Stefan Zweig was a Jewish Austrian novelist, playwright, journalist and biographer.

He was born in Vienna on November 28, 1881 to Moritz Zweig and Ida Brettauer, both from wealthy Jewish families. Zweig studied philosophy at the University of Vienna and earned his PhD there in 1904. Although he was not religious and said once that "my mother and father were Jewish only through an accident of birth," he never renounced his Judaism and his writings often centered about Jewish and Jewith themes. One example is his 1929 short story, Buchmendel, about a Viennese book peddler named Jakob Mendel.

Zweig was close with Theodor Herzl, whom he met when Herzl edited Neue Freie Presse, Vienna's leading newspaper. Herzl printed some of Zweig's early essays in the newspaper.

When World War I began, Zweig and his contemporaries Marin Buber and Hermann Cohen supported the patriotic waves that swept through Germany and Austria, extending to Jewish Europeans. He worked in the Archives of the War Ministry during the war and moved to Switzerland before the war's end.

From 1920 until 1938, Zweig was married to Friderike Maria von Winterniz (nee Burger). They left Austria soon after Hitler rose to power. He lived in London and then Bath, married his secretary, and the couple settled in 1940 in New York City. Several months later they moved to Petropolis, near Rio de Janeiro in Brazil. Zweig grew deeply depressed by the rapidly rising intolerance, authoritarianism and Nazism in the world, and wrote about his desperation. In February 1942 he and his wife committed suicide and were found holding each other's hands. Their house in Petropolis is now a museum called Casa Stefan Zweig.

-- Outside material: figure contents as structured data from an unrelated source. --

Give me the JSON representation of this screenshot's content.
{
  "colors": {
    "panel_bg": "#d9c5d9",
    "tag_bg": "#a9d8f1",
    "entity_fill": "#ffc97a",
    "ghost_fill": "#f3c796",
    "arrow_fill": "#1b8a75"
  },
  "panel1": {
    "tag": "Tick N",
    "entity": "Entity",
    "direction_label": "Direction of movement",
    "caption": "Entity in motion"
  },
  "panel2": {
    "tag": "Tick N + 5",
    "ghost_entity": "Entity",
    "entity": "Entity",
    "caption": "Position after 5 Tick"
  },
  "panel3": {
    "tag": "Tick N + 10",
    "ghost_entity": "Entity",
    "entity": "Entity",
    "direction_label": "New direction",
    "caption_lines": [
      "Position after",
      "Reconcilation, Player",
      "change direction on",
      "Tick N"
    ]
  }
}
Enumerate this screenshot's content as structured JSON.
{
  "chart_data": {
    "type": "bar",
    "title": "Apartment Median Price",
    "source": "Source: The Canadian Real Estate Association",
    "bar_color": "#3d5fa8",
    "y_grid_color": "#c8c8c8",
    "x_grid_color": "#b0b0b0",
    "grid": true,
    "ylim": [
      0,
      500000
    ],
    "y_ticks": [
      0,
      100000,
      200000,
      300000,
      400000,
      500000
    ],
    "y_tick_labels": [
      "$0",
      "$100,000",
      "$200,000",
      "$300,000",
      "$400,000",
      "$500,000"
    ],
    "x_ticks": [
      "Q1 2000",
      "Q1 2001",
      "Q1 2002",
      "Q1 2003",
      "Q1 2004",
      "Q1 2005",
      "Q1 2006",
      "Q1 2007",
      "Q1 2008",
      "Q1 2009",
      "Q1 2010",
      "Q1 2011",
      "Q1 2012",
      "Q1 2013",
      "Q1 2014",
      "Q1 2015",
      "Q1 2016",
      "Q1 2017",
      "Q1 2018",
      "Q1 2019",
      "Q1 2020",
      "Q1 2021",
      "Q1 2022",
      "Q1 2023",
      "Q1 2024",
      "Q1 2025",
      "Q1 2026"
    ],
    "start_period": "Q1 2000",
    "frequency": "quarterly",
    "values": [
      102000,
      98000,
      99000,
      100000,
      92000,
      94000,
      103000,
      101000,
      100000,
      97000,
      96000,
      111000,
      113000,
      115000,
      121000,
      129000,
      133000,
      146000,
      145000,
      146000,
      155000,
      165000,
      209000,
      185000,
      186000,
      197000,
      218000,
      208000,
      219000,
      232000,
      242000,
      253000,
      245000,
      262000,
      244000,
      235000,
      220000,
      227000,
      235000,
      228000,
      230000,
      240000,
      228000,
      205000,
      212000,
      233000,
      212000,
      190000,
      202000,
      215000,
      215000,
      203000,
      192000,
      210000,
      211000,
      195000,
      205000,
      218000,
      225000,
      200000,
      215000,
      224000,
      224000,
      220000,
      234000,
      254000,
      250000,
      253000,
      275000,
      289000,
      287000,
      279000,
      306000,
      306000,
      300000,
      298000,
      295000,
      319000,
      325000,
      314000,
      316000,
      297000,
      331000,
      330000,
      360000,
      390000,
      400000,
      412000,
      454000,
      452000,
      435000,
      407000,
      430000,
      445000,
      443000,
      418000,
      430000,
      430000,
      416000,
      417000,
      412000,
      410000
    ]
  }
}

In the 1920s and 1930s, Zweig was among the most popular writers in the world. He was friends with Arthur Schnitzler and Sigmund Freud, and his writing was popular throughout the U.S., Europe and South America. Beginning in the 1990s, several publishers made concerted efforts to publish his work in English.

In the mid 2010s there was an even larger resurgance of interest in his work, which spans the genres of fiction, biographies, history and plays. Zweig's writings inspired Wes Anderson's acclaimed 2014 Grand Budapest Hotel film.  The film went on to win the award for Best Motion Picture-Comedy award at the 2014 Golden Globe Awards.